With its 170 years of history, it is one of Australia’s iconic organisations. AMP serves 3.5m customers in Australia and New Zealand providing a variety of different products & services including banking, financial advice, investments, life insurance and superannuation. The organisation operates globally in 11 countries in Asia, Middle East, Europe and North America[1].

The Fall

Regulatory inquiries and findings of the Royal Commission into Misconduct in the Banking, Superannuation and Financial Services Industry uncovered various incidences of misconduct at AMP. ASIC even alleges that senior executives tried to interfere with an independent report which aimed at shedding some light on circumstances around charging fees for no service. Legal action is currently persecuted with executives potentially facing criminal charges[2]. In addition, AMP admitted to or is alleged to have[3] [4]:

  • misled the regulator with various statements.
  • remediated the minimum number of customers ignoring clients with similar criteria.
  • avoided a root cause analysis to identify systemic issues of misconduct.
  • paid and received grandfathered commissions. In fact, these commissions constitute a substantial part of AMP’s income but were supposed to be phased out over the past few years.

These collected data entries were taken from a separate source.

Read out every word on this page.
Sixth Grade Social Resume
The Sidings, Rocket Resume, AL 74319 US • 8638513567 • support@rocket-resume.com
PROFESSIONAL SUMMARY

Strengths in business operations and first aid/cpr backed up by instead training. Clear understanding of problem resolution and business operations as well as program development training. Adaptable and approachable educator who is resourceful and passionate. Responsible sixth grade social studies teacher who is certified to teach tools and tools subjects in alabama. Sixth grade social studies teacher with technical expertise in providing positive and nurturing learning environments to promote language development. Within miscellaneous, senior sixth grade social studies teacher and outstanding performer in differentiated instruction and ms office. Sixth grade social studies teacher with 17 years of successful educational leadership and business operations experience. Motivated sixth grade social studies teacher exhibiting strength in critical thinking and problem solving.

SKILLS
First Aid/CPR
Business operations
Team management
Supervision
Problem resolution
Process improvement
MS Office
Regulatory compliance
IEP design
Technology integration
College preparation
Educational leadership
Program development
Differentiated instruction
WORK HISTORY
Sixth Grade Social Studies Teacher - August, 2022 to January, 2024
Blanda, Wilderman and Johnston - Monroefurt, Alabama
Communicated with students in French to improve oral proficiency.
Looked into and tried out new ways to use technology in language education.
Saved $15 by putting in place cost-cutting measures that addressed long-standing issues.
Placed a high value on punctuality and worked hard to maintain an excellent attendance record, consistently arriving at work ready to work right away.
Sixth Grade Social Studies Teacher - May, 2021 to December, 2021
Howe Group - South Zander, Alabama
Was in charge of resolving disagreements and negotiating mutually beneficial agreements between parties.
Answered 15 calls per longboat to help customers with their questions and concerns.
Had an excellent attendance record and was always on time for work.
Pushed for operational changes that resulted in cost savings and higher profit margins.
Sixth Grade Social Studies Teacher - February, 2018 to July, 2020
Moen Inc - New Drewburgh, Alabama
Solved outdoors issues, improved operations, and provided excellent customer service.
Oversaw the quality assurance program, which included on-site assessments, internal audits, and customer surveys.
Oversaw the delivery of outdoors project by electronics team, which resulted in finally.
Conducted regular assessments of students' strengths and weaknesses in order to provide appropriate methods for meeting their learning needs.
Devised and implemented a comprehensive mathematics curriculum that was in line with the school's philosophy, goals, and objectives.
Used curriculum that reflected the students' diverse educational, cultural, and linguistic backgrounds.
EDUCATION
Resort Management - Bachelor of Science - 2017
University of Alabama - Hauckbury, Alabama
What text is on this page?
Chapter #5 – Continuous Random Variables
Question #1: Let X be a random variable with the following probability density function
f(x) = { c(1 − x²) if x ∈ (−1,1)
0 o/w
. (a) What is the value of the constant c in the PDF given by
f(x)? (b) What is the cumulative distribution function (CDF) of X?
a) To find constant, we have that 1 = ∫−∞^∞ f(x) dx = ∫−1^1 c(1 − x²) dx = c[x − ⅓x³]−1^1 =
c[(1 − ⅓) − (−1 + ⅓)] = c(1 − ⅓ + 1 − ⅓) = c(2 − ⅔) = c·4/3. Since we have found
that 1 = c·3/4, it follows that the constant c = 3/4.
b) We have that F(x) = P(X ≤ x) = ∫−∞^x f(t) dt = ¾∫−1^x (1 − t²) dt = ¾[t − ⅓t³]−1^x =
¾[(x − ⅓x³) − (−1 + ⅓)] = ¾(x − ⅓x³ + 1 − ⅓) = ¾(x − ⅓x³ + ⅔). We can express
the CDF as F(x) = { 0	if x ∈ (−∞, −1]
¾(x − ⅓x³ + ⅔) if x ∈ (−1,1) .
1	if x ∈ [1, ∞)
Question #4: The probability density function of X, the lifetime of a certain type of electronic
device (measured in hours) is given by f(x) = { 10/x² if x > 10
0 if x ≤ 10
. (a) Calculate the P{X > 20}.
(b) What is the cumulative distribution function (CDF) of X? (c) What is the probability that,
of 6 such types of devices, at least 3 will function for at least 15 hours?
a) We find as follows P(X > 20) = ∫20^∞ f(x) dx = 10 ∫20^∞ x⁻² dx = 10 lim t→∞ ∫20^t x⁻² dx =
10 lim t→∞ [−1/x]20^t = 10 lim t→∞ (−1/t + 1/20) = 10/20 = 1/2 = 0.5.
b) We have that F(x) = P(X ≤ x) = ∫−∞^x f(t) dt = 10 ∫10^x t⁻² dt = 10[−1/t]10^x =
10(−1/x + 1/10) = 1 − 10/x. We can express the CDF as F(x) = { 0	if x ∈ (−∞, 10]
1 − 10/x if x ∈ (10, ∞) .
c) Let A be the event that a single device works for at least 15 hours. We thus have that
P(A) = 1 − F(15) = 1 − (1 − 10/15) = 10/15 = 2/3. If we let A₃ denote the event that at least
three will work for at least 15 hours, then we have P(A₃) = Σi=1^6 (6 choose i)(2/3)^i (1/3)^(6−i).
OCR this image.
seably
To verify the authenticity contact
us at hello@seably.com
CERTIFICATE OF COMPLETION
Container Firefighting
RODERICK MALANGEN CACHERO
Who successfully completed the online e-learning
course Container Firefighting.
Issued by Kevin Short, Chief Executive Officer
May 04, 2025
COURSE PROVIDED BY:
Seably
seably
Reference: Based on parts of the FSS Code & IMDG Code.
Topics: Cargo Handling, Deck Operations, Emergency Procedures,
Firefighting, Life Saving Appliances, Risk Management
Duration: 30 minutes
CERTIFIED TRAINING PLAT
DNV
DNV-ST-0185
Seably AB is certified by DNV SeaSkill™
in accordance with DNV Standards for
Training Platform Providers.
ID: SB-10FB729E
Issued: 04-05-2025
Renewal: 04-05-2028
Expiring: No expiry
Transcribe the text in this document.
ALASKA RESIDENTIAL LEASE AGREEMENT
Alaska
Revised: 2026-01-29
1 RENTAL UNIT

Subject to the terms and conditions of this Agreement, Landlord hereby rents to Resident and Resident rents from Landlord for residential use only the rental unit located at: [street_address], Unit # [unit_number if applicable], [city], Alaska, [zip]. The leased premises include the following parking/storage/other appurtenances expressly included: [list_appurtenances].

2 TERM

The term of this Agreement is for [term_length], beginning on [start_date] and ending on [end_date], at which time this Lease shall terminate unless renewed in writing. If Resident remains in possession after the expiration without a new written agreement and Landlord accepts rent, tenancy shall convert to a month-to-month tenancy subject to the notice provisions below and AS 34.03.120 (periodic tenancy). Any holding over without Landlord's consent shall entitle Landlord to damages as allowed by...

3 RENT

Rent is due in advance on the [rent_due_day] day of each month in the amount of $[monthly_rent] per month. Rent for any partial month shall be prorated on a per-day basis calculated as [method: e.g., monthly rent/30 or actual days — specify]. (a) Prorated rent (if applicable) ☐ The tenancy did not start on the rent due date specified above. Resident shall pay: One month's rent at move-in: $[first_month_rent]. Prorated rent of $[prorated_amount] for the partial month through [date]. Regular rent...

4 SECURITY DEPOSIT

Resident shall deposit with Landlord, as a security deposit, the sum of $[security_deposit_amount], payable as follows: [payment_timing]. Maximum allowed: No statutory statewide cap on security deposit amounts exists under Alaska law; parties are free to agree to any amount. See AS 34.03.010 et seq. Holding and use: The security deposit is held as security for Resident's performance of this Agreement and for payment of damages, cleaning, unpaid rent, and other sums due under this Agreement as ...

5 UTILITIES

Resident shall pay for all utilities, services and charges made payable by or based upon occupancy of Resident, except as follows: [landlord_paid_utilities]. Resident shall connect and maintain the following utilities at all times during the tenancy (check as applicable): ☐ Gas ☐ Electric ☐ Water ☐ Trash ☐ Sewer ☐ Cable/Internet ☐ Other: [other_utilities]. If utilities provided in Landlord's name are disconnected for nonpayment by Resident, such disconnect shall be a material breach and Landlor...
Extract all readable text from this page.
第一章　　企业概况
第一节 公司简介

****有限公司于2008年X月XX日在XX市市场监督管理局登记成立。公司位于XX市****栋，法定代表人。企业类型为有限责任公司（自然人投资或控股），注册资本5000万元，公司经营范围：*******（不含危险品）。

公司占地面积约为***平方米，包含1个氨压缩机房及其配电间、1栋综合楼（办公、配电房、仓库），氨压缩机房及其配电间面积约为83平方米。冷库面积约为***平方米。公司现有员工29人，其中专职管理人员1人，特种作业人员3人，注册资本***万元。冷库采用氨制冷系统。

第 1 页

All these items indicate a misalignment between governance, remuneration practices, customer remediation and risk & compliance management. Investors and customers reacted consequently. The 2018 financial figures indicate that AMP’s Australian Wealth Management business experienced a negative cashflow of almost AUD$ 4bn[5].  The share price crumpled, paid bonuses are at risk with clawback clauses and ASIC is pursuing criminal charges. Various stakeholders assign responsibility for the fallout to the board, i.e. the board’s inactivity to address these issues in a timely manner. In fact, pre-empting a protest vote of shareholders several board members resigned “voluntarily”. The chair of the board and former CEO stepped down as well.

The Journey So Far

Faced with such unprecedented events, AMP initiated various changes. In search of a new CEO, AMP looked outside of Australia for suitable candidates. Since international banks went through a similar “wakeup call” after the financial crisis, AMP recognised that such international experience would be invaluable for the new CEO. In Francesco de Ferrari, an experienced Wealth Manager from Credit Suisse, the board found a new CEO with the required competence profile. In addition, new board members were appointed – some with similar international experience.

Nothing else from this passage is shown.